Affected community members — often excluded from audit presentations — need to understand findings in terms of the actual harms, not statistical abstractions. The Algorithmic Justice League's public communications deliberately avoid metric-only framings in favor of concrete narratives: not "false positive rate disparity of 0.21" but "Black defendants marked high-risk who were not rearrested — labeled dangerous, released later, or held longer."
| Pushback | What It Usually Means | Effective Response |
|---|---|---|
| "Your metric choice is biased." | The organization prefers a metric where they perform better | Agree that metric choice involves trade-offs; present multiple metrics; ask the organization to specify which metric they believe should govern the decision and why |
| "The sample is too small." | May be legitimate or may be deflection | Report confidence intervals; if sample is genuinely small, flag it as a data collection recommendation; ask why demographic data wasn't retained |
| "The model is just reflecting real-world patterns." | Conflating prediction with prescription | Acknowledge base rate differences; explain that a system can be calibrated and still cause harm; distinguish between descriptive accuracy and normative acceptability |
| "We already knew about this." | Either true (and they didn't fix it) or false (face-saving) | If true: ask for the remediation timeline that was in place; if no timeline exists, the finding stands. If false: note that the audit has now documented it formally. |
The value of a bias audit is directly proportional to the auditor's independence from the audited organization. Timnit Gebru's founding of DAIR reflects a structural truth: audits conducted by internal teams, or by external teams financially dependent on continued contracts with the auditee, face structural pressures that compromise findings. When presenting your audit, be transparent about your relationship to the organization and any limitations that relationship creates.

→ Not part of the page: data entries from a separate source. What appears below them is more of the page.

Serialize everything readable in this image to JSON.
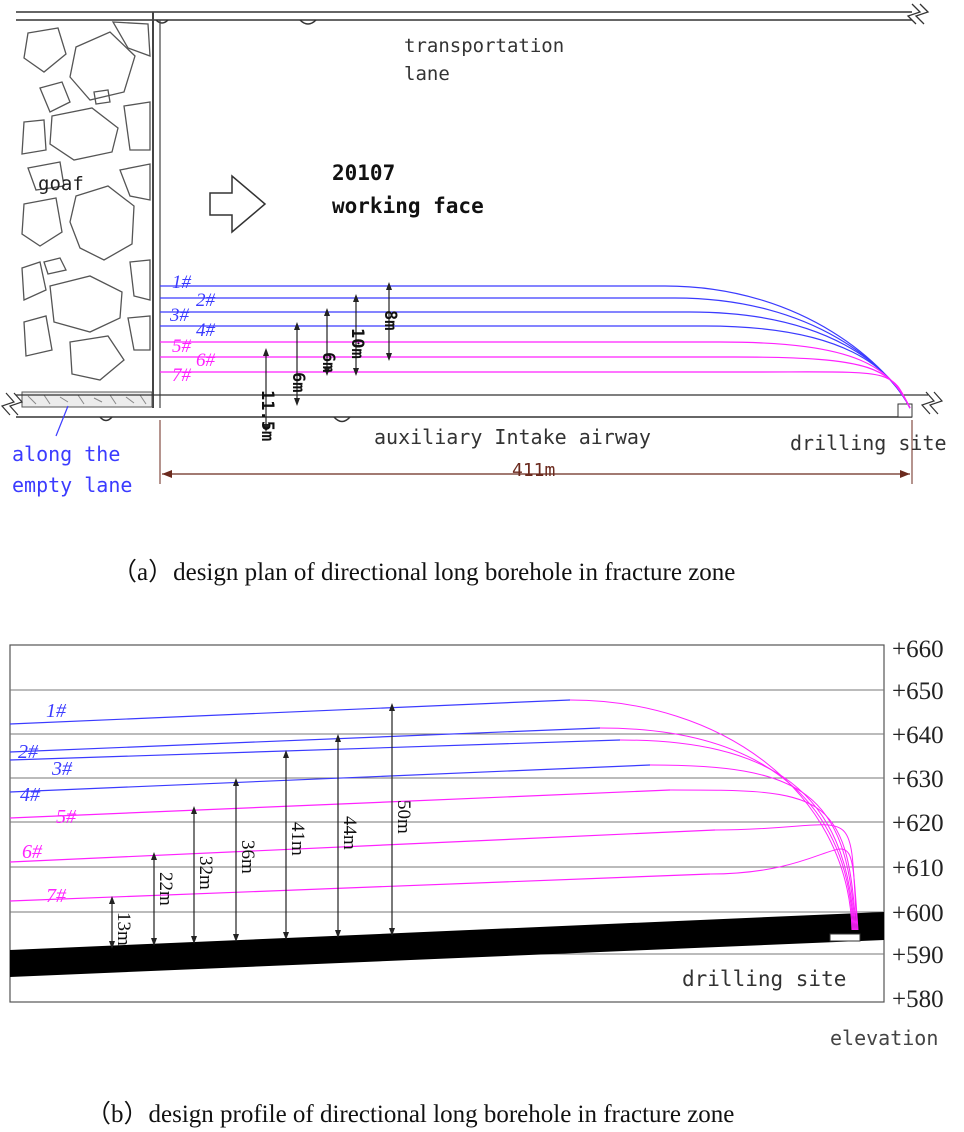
{
  "plan": {
    "caption": "（a）design plan of directional long borehole in fracture zone",
    "label_goaf": "goaf",
    "label_transport_1": "transportation",
    "label_transport_2": "lane",
    "label_face_1": "20107",
    "label_face_2": "working face",
    "label_airway": "auxiliary Intake airway",
    "label_drilling_site": "drilling site",
    "label_empty_1": "along the",
    "label_empty_2": "empty lane",
    "length_label": "411m",
    "boreholes": [
      {
        "id": "1#",
        "color": "#3b3bff"
      },
      {
        "id": "2#",
        "color": "#3b3bff"
      },
      {
        "id": "3#",
        "color": "#3b3bff"
      },
      {
        "id": "4#",
        "color": "#3b3bff"
      },
      {
        "id": "5#",
        "color": "#ff22ff"
      },
      {
        "id": "6#",
        "color": "#ff22ff"
      },
      {
        "id": "7#",
        "color": "#ff22ff"
      }
    ],
    "spacings": [
      "11.5m",
      "6m",
      "6m",
      "10m",
      "8m"
    ]
  },
  "profile": {
    "caption": "（b）design profile of directional long borehole in fracture zone",
    "elevations": [
      "+660",
      "+650",
      "+640",
      "+630",
      "+620",
      "+610",
      "+600",
      "+590",
      "+580"
    ],
    "elevation_label": "elevation",
    "label_drilling_site": "drilling site",
    "boreholes": [
      {
        "id": "1#",
        "color": "#3b3bff"
      },
      {
        "id": "2#",
        "color": "#3b3bff"
      },
      {
        "id": "3#",
        "color": "#3b3bff"
      },
      {
        "id": "4#",
        "color": "#3b3bff"
      },
      {
        "id": "5#",
        "color": "#ff22ff"
      },
      {
        "id": "6#",
        "color": "#ff22ff"
      },
      {
        "id": "7#",
        "color": "#ff22ff"
      }
    ],
    "heights": [
      "13m",
      "22m",
      "32m",
      "36m",
      "41m",
      "44m",
      "50m"
    ]
  },
  "colors": {
    "blue": "#3b3bff",
    "magenta": "#ff22ff",
    "dim": "#6b2a1e",
    "frame": "#333333"
  }
}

A presentation without a follow-up written record is an audit finding that exists only in memory. After every stakeholder presentation, send a written summary of: decisions made, recommendations accepted or rejected (with stated reasons), owners assigned, and timelines committed. This creates an accountability trail and, if the organization later faces regulatory scrutiny, demonstrates either due diligence or deliberate non-remediation — a distinction that matters significantly in legal proceedings.

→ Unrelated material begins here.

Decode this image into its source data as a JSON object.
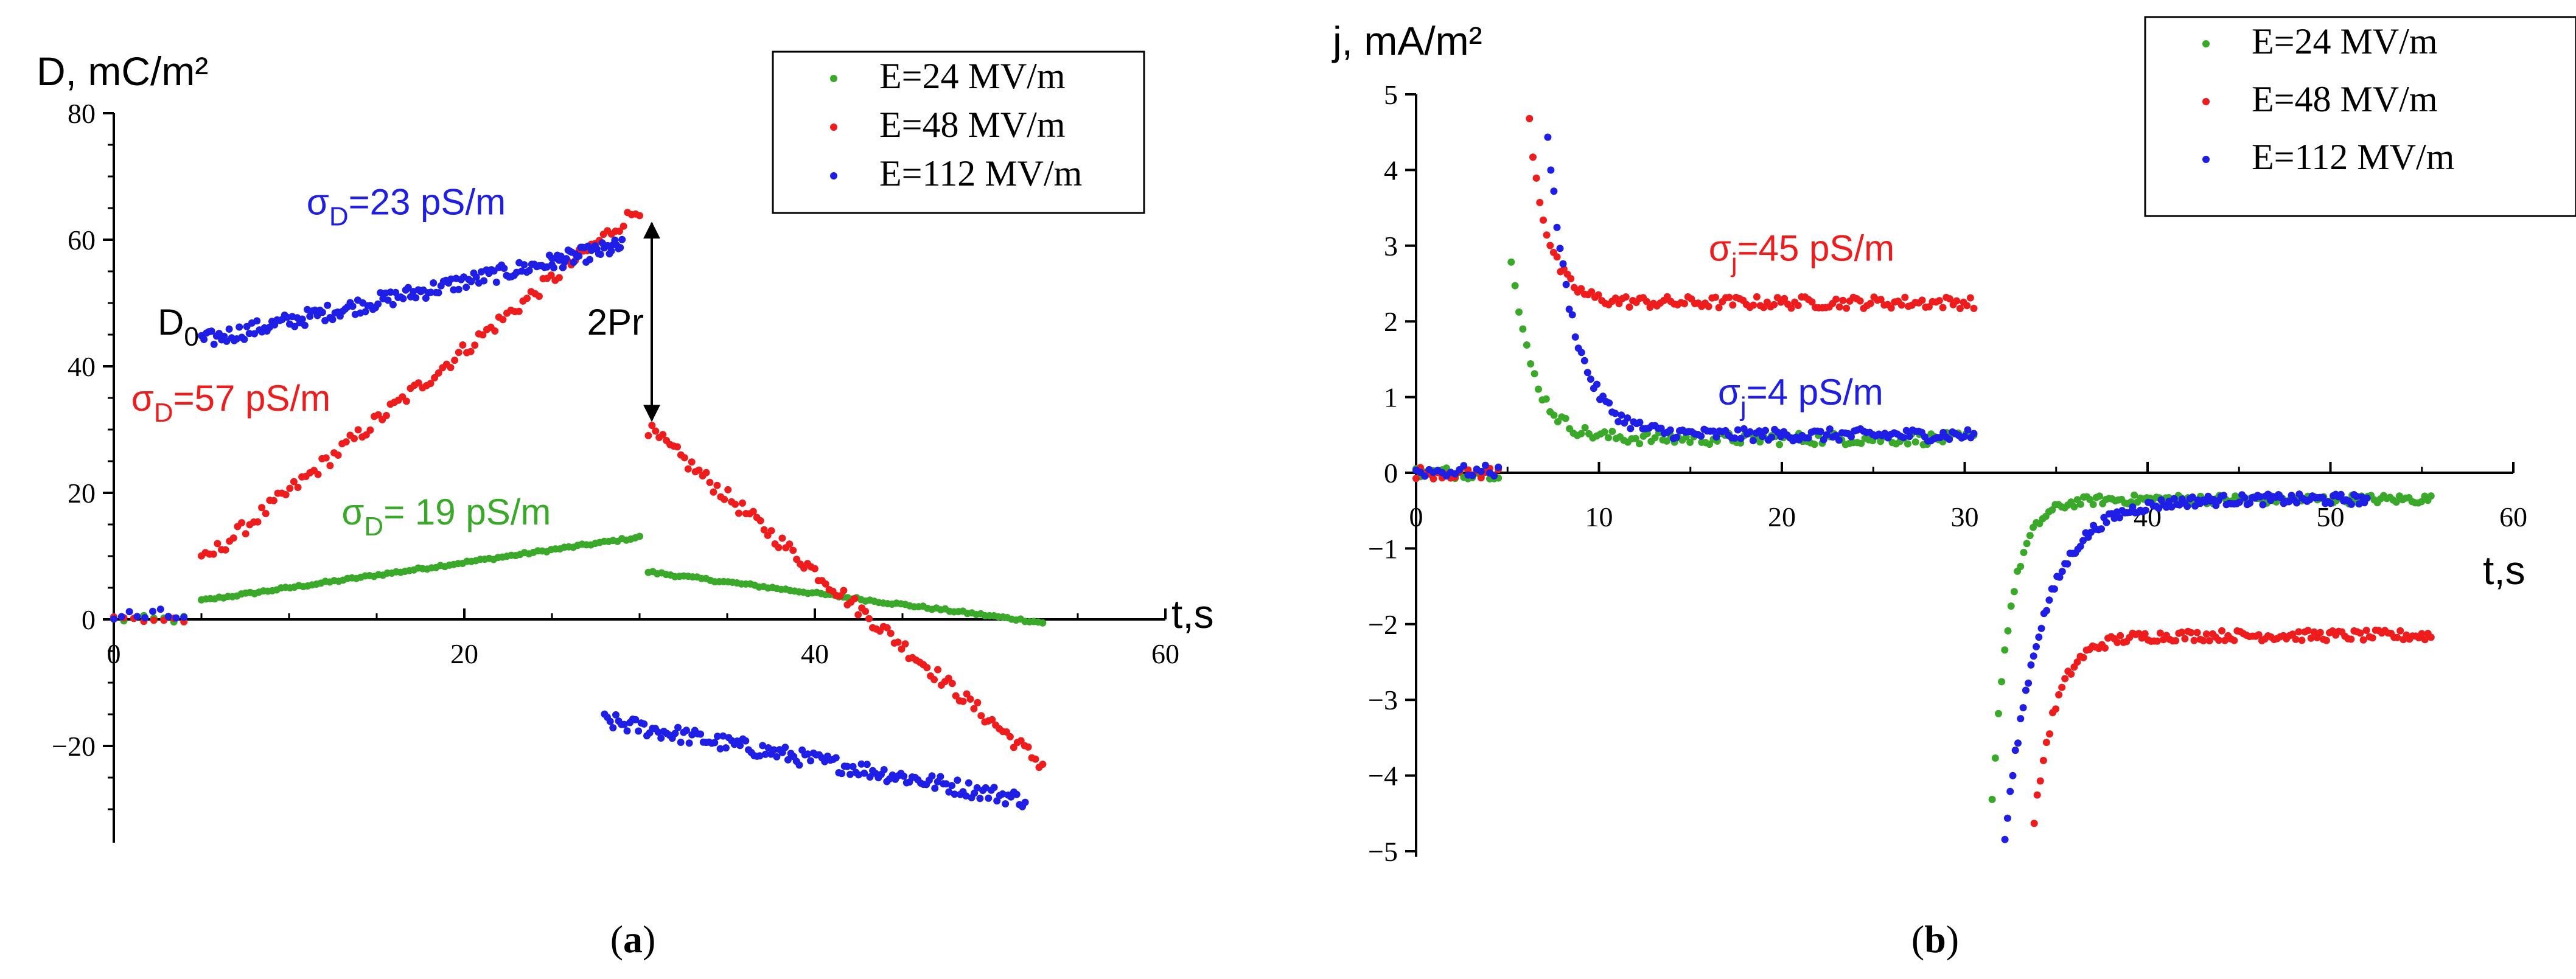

The FTC's 2022 enforcement action against the data broker Kochava referenced the company's internal documentation acknowledging privacy risks, then continuing operations unchanged. Documented awareness of a problem without remediation is often worse legally than undocumented ignorance. The same principle applies to bias audit follow-through.
You have now covered the complete bias audit workflow: defining scope and type (L1), gathering evidence and choosing metrics with justified trade-offs (L2), structuring a five-section report with severity ratings and actionable recommendations (L3), and presenting findings to diverse stakeholders while handling pushback and documenting follow-through (L4). Your module test will assess all four competencies.
You are presenting your bias audit findings to a skeptical executive audience. The coach will play the role of a senior stakeholder who pushes back on your findings using the four common arguments from Lesson 4. Practice responding clearly and professionally.
Complete at least 3 exchanges to finish this lab.